General Indications Loss of energy and drive, guilt feelings and persistent feelings of sadness and depression. General Side-Effects Anticholinergic - dry mouth, blurred vision, urinary retention (especially in prostate hyper-trophy), constipation and confusional states. Tachycardia and static hypotension is particularly troublesome in the elderly. Sexual dysfunction may take the form of decreased libido, impaired erection or ejaculation. Weight gain is often seen and many of these patients develop a high frequency tremor. The initial dosage for the elderly should be about one third that used for the young adult.

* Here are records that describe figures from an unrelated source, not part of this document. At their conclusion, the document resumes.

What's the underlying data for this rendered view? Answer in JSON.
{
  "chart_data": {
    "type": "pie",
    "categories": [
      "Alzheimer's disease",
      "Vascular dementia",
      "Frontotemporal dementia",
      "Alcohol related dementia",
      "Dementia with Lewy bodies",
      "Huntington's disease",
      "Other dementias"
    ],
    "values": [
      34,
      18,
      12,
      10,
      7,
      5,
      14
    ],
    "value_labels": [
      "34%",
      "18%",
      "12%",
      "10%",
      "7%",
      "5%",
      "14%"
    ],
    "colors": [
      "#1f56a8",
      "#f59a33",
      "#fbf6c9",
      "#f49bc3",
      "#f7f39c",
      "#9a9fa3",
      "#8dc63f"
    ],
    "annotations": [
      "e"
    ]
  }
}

Interactions The tricyclics antagonize the action of the adrenergic neurone blocking drugs, e.g. guanethidine, anti-hypertensive effects with sudden rise in blood pressure. They may induce or aggravate cardiac arrythymias. MONOAMINE - OXIDASE - INHIBITORS (MAOI’S ) General Comments A drug free period of about 3 days is advised when changing from tricyclics to MAOI’s. When changing from MAOI’s to tricyclics 10 drug free days are recommended. Interactions May cause hypertensive reactions with tyramine containing foods e.g. cheese, broad beans, meat and vegetable extracts, yeast extracts and alcohol. Avoid simultaneous use of cough and cold remedies and nasal sprays because of interactions with the sympatho-mimetic i.e. adrenaline, ephedrine, neo-synephrine. Hypotensive crises may also occur when used with narcotic analgesics.